Elizabeth, tímida y temerosa, observó en silencio mi inquietud durante unos instantes. Al final, dijo:
—¿Por qué estás nervioso, mi querido Victor? ¿De qué tienes miedo?
—¡Oh, tranquila, tranquila, mi amor…! —le contesté—. Espera que pase
esta noche, y ya podremos estar seguros… Pero esta noche es horrible, esta noche es espantosamente horrible…
Pasé una hora en aquel estado de nervios, y entonces, de repente, pensé
cuán horroroso sería para mi esposa presenciar el combate que de un
momento a otro imaginaba que tendría lugar; y por eso le rogué con
vehemencia que se retirara a dormir, decidido a no ir con ella hasta que no supiera algo de mi enemigo.
Elizabeth me dejó solo, y durante algún tiempo estuve yendo de un lado a
otro por los pasillos de la casa, inspeccionando cada esquina que pudiera
servir de escondrijo a mi enemigo. Pero no vi ni rastro de él, y comencé a
considerar la posibilidad de que algún afortunado acontecimiento hubiera
tenido lugar y hubiera impedido la ejecución de su amenaza, cuando de
repente oí un grito y un espantoso alarido. Procedía de la habitación a la que
Elizabeth se había retirado. Cuando oí aquel grito, lo comprendí todo… Mis
brazos cayeron rendidos y el movimiento de cada músculo y cada fibra de
mi cuerpo se detuvo; podía sentir la sangre reptando por mis venas y
hormigueando en mis pies. Aquel estado no duró más que un instante, el
grito se repitió y corrí precipitadamente hacia la habitación. ¡Dios mío!
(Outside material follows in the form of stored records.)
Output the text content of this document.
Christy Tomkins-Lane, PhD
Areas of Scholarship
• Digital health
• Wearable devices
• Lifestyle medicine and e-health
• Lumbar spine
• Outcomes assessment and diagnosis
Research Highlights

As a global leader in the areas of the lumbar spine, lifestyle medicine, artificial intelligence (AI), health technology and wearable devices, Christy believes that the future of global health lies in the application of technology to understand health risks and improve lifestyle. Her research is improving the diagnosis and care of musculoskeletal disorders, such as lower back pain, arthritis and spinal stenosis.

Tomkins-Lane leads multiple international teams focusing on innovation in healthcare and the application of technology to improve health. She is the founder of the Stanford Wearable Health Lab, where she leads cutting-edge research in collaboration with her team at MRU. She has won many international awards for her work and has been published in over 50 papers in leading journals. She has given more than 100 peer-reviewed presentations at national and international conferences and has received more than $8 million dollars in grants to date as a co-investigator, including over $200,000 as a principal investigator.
¿Porqué no me mataste entonces? ¿Por qué estoy aquí para describir la
destrucción de mi esperanza más anhelada y la muerte de la criatura más
buena del mundo? Allí estaba, sin vida e inerte, tendida de lado a lado en la
cama, con la cabeza colgando, con su rostro pálido y deformado, medio
cubierto por su cabello. No importa dónde mire… siempre veo la misma
imagen: sus brazos exánimes y su cuerpo muerto arrojado por el asesino
sobre el ataúd nupcial. ¿Cómo pude ver aquello y seguir viviendo? ¡Dios
mío! La vida es obstinada… se aferra con más fuerza allí donde más se
odia. Entonces, solo sé que perdí el conocimiento… y me desmayé.
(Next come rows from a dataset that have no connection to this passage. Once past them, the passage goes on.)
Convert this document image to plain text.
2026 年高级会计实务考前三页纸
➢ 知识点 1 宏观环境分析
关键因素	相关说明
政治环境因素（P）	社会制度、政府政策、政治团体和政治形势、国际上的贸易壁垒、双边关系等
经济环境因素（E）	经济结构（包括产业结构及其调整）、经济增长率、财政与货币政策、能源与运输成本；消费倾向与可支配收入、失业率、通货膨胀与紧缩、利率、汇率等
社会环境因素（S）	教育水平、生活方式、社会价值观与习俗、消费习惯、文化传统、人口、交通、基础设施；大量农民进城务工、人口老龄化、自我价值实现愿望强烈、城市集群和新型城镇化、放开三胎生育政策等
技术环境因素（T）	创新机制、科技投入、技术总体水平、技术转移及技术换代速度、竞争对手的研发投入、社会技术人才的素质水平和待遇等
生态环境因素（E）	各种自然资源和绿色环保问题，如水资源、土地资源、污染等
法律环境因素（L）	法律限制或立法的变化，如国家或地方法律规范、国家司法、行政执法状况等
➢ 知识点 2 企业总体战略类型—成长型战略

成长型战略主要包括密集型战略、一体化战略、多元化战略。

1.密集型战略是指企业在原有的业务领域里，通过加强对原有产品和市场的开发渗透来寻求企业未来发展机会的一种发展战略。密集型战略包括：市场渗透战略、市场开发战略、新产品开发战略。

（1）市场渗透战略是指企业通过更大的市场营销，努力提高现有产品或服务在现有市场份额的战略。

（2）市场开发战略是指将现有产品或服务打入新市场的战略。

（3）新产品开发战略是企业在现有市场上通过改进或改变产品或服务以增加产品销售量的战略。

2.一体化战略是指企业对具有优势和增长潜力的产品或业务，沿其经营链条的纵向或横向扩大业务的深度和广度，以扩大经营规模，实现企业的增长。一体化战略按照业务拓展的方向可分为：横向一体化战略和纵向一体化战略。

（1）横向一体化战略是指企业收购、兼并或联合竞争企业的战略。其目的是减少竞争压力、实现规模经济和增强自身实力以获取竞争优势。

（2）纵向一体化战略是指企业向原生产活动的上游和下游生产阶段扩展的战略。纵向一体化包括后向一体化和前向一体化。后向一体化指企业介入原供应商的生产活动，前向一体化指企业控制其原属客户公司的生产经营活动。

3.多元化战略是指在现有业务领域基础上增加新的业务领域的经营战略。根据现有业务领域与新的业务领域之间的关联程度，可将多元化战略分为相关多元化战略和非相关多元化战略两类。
Cuando me recobré, me encontré en medio de la gente de la posada. Sus
rostros expresaban claramente un espantoso terror, pero el horror de los
demás solo me parecía una pequeña farsa, una sombra de los sentimientos
que me atenazaban a mí. Me abrí camino entre ellos hasta la alcoba donde
yacía el cuerpo de Elizabeth… mi amor… mi esposa… Solo unos instantes
antes estaba viva… mi querida… mi preciosa… La habían cambiado de
postura y ya no se encontraba como yo la había visto; y ahora, tal y como
estaba tendida, con la cabeza sobre un brazo y un pañuelo cubriéndole el
rostro y el cuello, podría haber pensado que estaba dormida. Corrí hacia ella
y la abracé con locura, pero la mortal frialdad de su cuerpo me recordó que
lo que estaba sosteniendo en mis brazos ya había dejado de ser la Elizabeth
que yo había amado y adorado; la marca de las garras asesinas de aquel
demonio aún permanecían en el cuello, y sus labios ya no tenían aliento.
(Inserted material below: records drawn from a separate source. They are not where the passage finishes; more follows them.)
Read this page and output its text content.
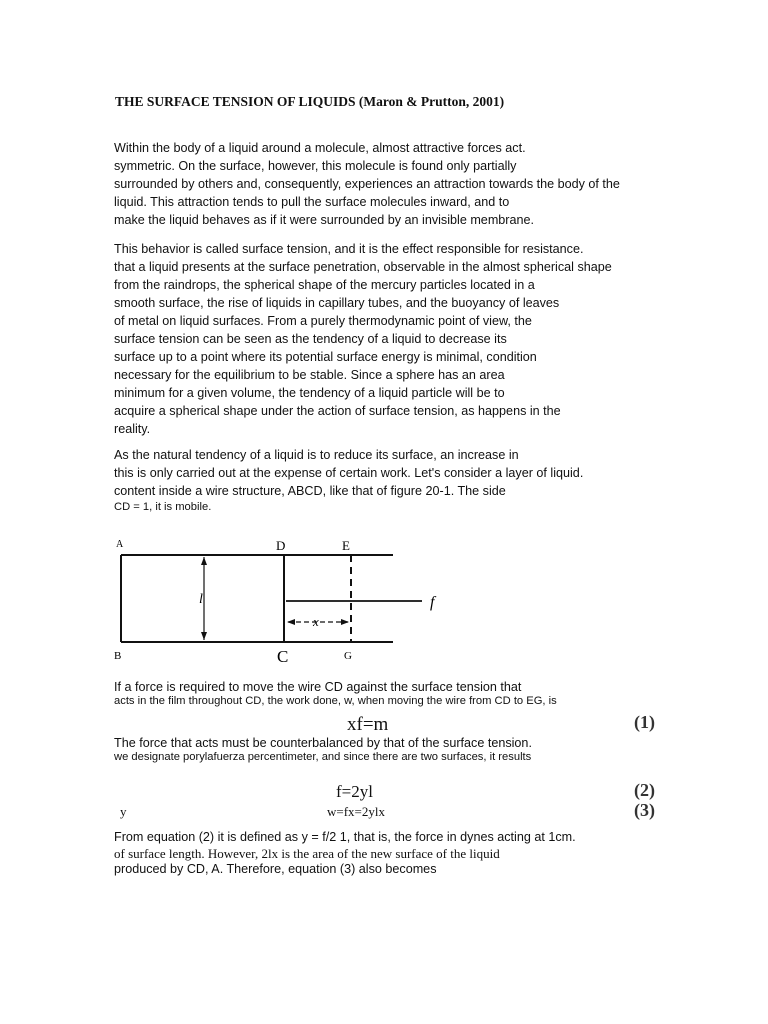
THE SURFACE TENSION OF LIQUIDS (Maron & Prutton, 2001)
Within the body of a liquid around a molecule, almost attractive forces act.
symmetric. On the surface, however, this molecule is found only partially
surrounded by others and, consequently, experiences an attraction towards the body of the
liquid. This attraction tends to pull the surface molecules inward, and to
make the liquid behaves as if it were surrounded by an invisible membrane.
This behavior is called surface tension, and it is the effect responsible for resistance.
that a liquid presents at the surface penetration, observable in the almost spherical shape
from the raindrops, the spherical shape of the mercury particles located in a
smooth surface, the rise of liquids in capillary tubes, and the buoyancy of leaves
of metal on liquid surfaces. From a purely thermodynamic point of view, the
surface tension can be seen as the tendency of a liquid to decrease its
surface up to a point where its potential surface energy is minimal, condition
necessary for the equilibrium to be stable. Since a sphere has an area
minimum for a given volume, the tendency of a liquid particle will be to
acquire a spherical shape under the action of surface tension, as happens in the
reality.
As the natural tendency of a liquid is to reduce its surface, an increase in
this is only carried out at the expense of certain work. Let's consider a layer of liquid.
content inside a wire structure, ABCD, like that of figure 20-1. The side
CD = 1, it is mobile.
A	D	E
B	C	G
l
x
f
If a force is required to move the wire CD against the surface tension that
acts in the film throughout CD, the work done, w, when moving the wire from CD to EG, is
xf=m	(1)
The force that acts must be counterbalanced by that of the surface tension.
we designate porylafuerza percentimeter, and since there are two surfaces, it results
f=2yl	(2)
y	w=fx=2ylx	(3)
From equation (2) it is defined as y = f/2 1, that is, the force in dynes acting at 1cm.
of surface length. However, 2lx is the area of the new surface of the liquid
produced by CD, A. Therefore, equation (3) also becomes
Mientras aún la tenía en mis brazos, en la agonía de la desesperación, se me
ocurrió levantar la mirada. La alcoba había quedado casi a oscuras, y sentí
una especie de terror pánico al ver cómo la pálida luz de la luna iluminaba
la habitación. Los postigos se habían abierto y, con una sensación de horror
que no se puede describir, vi por la ventana abierta aquella figura odiosa y
aborrecible. Había una sonrisa burlona en el rostro del monstruo; parecía
reírse de mí mientras, con su diabólico dedo, señalaba el cadáver de mi
esposa. Me abalancé hacia la ventana y, sacando la pistola de mi pecho,
disparé… pero consiguió esquivarme, huyó de un salto y, corriendo a la
velocidad de un rayo, se arrojó al lago. Al oír el estallido de la pistola,
muchas personas acudieron a la habitación. Les indiqué por dónde había
huido, y lo perseguimos con barcos y redes, pero todo fue en vano; y, tras
pasar varias horas en su busca, regresamos desesperanzados; la mayoría de
los que me acompañaban creyeron que aquella figura solo había sido fruto
de mi imaginación. De todos modos, después de regresar a tierra,
comenzaron a buscar por el campo, y se formaron distintas partidas que se
dispersaron en diferentes direcciones por los bosques y los viñedos. Yo no los acompañé.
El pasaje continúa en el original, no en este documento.